Vizer Lisa M, Sears Andrew
UMBC, 100 Hilltop Cir., Baltimore, MD 21250, USA.
Int J Hum Comput Stud. 2017 Aug;104:80-96. doi: 10.1016/j.ijhcs.2017.03.001. Epub 2017 Mar 2.
Although high cognitive demand conditions can impair psychological, physical, and behavioral processes without appropriate management, current measurement methods are too cumbersome for continuous monitoring of cognitive demand, and do not account for individual differences. This research uses keystroke and linguistic markers of typed text to construct individualized models of cognitive demand response to discriminate high and low cognitive demand conditions, the results of which can have implications for design of cognitive demand monitoring systems for personalized health management. We constructed within-subject models of cognitive demand response for nine participants and one between-subjects model based on 20 participants. The AUCs for personalized models ranged from 0.679 to 0.953 (Mean=0.826, SD=0.085), significantly higher than chance (p < 0.0001) and the 0.714 AUC for the generic model (p=0.002). Although the features in each model were different, the most common features across models are rate of negative emotion, lexical diversity, rate of words over six letters, and word count. These results confirm significant individual differences in cognitive demand response and suggest that those developing measurement methods used in a monitoring system should consider adaptation to individual characteristics. Our research operationalizes the effects of cognitive demand on HCI and contributes a unique combination of text and keystroke features used to detect high cognitive demand situations.

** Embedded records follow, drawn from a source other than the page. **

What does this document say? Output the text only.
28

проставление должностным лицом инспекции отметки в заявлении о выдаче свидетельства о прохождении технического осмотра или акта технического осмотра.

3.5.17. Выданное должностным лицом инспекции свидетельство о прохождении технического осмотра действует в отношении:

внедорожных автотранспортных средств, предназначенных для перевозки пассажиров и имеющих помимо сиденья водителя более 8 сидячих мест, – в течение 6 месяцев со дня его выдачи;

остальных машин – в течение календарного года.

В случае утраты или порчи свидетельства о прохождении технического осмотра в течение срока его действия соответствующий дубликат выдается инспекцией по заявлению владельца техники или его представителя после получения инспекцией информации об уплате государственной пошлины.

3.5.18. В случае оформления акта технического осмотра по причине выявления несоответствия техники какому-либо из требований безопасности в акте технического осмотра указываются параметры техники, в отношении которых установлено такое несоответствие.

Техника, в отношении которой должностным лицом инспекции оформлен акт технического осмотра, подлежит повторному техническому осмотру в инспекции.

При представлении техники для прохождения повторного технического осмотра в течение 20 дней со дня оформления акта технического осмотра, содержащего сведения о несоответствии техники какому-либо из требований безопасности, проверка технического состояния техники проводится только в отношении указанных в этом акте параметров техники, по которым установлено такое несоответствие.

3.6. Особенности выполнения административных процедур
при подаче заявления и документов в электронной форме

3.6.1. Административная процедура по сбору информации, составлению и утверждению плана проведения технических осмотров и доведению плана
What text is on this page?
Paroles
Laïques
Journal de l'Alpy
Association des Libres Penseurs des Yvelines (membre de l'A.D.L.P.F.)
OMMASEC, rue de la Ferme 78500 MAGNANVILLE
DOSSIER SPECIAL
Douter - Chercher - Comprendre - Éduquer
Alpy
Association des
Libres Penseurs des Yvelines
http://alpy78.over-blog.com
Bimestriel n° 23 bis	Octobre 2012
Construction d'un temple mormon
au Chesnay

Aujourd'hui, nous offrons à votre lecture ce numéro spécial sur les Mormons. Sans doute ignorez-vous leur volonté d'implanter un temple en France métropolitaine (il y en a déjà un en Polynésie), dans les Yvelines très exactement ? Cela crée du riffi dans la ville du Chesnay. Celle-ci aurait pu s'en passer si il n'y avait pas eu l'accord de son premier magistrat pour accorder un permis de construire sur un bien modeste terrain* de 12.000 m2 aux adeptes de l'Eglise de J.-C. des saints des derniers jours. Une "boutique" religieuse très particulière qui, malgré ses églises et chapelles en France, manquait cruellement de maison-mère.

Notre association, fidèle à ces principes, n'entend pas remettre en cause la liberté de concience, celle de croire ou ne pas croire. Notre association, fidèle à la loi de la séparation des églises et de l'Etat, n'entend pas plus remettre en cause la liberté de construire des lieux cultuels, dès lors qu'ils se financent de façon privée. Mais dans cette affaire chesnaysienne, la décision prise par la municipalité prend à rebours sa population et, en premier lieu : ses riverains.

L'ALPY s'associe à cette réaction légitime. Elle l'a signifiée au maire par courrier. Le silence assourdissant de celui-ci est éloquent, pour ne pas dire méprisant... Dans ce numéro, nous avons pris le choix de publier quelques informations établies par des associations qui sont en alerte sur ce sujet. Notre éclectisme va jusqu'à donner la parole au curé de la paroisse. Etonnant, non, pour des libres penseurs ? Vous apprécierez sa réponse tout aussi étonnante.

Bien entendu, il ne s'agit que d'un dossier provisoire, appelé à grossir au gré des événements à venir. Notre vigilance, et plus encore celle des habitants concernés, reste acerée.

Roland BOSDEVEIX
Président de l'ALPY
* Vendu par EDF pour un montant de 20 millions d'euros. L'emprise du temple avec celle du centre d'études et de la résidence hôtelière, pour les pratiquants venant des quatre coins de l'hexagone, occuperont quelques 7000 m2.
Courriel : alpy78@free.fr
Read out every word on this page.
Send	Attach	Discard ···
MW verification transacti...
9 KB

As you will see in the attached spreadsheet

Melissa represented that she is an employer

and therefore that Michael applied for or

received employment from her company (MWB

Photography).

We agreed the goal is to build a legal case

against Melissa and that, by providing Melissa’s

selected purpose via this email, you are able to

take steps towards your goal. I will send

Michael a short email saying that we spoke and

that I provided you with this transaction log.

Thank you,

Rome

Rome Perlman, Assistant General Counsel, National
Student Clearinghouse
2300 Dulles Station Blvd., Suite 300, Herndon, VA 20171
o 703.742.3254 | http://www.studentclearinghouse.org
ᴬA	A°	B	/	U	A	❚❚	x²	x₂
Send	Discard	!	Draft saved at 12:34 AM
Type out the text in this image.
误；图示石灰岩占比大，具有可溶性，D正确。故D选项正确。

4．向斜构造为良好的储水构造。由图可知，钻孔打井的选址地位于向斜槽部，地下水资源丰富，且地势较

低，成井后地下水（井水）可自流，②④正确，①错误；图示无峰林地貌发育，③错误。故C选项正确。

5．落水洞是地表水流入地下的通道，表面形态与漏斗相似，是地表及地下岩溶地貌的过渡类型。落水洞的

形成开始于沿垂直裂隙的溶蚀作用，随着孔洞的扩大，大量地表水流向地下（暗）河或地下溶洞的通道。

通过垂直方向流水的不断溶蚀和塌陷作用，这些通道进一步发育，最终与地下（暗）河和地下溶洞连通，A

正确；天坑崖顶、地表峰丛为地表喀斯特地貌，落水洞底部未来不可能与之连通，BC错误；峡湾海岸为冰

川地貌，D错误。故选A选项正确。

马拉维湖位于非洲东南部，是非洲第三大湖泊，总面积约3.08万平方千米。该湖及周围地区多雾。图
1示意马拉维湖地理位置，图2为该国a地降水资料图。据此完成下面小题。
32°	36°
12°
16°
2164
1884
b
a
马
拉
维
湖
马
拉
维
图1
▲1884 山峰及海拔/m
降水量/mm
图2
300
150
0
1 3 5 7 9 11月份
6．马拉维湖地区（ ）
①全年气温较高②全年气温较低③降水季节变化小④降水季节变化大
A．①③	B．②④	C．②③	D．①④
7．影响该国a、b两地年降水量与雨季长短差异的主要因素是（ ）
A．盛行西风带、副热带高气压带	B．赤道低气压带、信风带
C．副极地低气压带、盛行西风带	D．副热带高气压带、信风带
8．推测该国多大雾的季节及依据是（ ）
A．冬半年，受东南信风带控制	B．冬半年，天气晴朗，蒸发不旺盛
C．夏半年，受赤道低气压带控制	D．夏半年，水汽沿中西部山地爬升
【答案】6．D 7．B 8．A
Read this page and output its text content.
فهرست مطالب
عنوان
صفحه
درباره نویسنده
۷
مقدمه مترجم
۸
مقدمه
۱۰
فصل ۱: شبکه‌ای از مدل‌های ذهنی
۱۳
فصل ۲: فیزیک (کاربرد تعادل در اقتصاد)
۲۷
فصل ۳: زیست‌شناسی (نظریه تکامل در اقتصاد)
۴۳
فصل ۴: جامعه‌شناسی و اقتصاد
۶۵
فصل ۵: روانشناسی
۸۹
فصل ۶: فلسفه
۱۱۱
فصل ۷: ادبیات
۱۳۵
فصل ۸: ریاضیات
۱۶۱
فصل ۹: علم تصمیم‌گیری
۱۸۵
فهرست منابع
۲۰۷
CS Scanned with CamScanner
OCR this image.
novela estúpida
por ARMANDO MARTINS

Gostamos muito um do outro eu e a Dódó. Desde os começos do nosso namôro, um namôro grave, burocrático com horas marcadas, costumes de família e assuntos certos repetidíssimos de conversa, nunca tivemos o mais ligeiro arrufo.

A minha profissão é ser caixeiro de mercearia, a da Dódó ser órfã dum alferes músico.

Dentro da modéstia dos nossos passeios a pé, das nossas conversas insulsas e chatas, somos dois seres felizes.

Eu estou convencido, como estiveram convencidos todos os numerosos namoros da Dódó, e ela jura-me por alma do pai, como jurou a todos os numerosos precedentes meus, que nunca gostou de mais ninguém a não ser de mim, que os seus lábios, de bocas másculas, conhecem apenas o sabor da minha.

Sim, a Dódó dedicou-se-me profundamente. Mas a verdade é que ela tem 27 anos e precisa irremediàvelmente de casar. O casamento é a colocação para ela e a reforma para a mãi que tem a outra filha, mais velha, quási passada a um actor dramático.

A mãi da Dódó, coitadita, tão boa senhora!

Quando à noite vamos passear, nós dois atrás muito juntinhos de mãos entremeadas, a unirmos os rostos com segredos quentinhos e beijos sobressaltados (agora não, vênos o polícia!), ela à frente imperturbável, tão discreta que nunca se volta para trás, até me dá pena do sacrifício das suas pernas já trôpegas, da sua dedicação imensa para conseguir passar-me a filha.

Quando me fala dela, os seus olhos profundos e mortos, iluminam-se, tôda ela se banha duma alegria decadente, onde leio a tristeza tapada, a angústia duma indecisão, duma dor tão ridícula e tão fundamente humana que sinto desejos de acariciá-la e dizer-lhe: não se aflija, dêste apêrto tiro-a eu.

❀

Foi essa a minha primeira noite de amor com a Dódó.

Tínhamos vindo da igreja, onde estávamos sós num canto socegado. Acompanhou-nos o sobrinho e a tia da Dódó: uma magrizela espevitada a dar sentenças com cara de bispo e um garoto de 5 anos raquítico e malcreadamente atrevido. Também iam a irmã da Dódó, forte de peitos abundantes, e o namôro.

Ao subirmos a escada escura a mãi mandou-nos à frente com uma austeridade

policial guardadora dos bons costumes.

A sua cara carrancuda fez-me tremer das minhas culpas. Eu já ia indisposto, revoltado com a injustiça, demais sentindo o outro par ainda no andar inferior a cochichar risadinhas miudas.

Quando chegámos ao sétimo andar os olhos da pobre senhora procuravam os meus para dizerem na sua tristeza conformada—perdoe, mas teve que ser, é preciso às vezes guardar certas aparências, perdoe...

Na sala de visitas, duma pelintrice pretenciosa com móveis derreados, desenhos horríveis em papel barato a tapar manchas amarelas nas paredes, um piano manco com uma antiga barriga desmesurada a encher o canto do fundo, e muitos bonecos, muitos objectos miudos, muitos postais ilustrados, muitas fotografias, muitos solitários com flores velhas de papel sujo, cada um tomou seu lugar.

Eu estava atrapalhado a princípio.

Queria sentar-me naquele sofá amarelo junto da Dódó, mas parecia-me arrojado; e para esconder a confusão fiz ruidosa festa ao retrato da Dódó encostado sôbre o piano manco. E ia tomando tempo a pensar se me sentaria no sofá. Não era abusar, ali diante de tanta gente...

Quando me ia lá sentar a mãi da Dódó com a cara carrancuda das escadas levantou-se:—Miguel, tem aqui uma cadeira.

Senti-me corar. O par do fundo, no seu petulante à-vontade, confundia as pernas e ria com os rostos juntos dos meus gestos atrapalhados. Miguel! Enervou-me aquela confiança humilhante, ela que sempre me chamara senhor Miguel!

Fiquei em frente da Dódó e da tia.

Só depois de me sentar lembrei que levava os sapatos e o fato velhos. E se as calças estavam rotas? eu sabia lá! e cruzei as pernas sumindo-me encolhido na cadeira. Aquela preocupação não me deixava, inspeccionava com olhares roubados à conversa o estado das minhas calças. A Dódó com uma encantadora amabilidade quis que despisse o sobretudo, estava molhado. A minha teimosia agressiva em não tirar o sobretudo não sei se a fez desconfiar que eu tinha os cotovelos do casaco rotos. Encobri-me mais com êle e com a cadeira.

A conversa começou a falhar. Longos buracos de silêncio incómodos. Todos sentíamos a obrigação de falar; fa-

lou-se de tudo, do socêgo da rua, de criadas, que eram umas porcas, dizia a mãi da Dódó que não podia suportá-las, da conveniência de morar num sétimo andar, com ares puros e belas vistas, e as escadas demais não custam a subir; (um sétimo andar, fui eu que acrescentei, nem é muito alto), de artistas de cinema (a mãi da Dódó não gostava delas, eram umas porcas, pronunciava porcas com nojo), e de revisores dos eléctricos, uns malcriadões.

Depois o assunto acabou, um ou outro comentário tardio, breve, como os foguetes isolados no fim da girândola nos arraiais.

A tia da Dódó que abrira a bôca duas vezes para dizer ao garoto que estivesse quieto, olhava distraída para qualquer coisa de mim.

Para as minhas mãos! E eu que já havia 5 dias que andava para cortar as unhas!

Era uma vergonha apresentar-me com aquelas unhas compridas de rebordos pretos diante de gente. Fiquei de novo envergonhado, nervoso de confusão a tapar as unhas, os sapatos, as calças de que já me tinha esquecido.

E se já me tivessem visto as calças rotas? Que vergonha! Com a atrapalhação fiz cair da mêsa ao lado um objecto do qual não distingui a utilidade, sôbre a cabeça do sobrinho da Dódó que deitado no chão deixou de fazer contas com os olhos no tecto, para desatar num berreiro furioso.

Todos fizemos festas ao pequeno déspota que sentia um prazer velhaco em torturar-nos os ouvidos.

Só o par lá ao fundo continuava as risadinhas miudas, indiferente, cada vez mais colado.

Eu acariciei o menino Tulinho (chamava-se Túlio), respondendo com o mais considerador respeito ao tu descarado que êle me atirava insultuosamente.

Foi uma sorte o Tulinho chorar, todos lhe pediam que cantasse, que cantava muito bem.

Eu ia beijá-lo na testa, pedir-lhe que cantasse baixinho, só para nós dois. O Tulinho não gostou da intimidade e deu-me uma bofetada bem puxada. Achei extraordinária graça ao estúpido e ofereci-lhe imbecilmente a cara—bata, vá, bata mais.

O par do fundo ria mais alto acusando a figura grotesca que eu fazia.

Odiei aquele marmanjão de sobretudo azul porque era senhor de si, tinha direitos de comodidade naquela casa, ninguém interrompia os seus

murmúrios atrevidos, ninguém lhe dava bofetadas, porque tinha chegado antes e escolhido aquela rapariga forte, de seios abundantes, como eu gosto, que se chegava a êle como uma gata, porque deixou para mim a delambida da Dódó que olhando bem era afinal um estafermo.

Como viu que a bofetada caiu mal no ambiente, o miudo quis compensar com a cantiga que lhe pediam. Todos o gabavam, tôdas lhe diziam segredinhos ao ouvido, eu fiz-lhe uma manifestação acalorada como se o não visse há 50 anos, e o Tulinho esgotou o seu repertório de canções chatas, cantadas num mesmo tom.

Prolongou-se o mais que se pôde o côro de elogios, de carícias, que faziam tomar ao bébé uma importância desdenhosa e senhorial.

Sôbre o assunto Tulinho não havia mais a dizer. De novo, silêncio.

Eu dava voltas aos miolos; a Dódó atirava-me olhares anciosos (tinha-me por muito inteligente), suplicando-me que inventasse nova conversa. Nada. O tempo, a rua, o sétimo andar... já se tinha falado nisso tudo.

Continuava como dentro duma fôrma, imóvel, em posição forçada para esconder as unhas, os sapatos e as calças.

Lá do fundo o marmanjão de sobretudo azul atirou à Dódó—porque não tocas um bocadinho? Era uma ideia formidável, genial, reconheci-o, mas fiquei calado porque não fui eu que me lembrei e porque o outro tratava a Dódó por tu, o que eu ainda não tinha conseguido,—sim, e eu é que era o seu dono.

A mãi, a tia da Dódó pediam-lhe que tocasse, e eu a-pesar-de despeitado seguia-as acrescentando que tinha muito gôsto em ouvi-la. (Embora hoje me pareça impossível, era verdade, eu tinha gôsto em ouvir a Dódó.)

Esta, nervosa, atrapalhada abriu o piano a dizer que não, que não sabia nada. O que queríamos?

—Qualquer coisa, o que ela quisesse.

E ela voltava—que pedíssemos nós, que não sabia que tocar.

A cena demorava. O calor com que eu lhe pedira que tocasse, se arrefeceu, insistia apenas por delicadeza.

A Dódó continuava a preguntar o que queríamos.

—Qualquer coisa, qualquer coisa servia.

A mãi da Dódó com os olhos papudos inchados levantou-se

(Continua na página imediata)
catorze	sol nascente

尽管在没有适当管理的情况下,高认知需求状况会损害心理、身体和行为过程,但目前的测量方法对于持续监测认知需求来说过于繁琐,且未考虑个体差异。本研究使用按键输入和文本的语言标记来构建认知需求反应的个性化模型,以区分高认知需求和低认知需求状况,其结果可能对个性化健康管理的认知需求监测系统设计具有启示意义。我们为9名参与者构建了认知需求反应的个体内模型,并基于20名参与者构建了一个个体间模型。个性化模型的曲线下面积(AUC)范围为0.679至0.953(平均值 = 0.826,标准差 = 0.085),显著高于随机水平(p < 0.0001)以及通用模型的0.714的AUC(p = 0.002)。尽管每个模型中的特征各不相同,但各模型中最常见的特征是负面情绪发生率、词汇多样性、六个字母以上单词的发生率以及单词数量。这些结果证实了认知需求反应中存在显著的个体差异,并表明开发监测系统中使用的测量方法的人员应考虑适应个体特征。我们的研究将认知需求对人机交互的影响进行了量化,并提供了用于检测高认知需求情况的文本和按键输入特征的独特组合。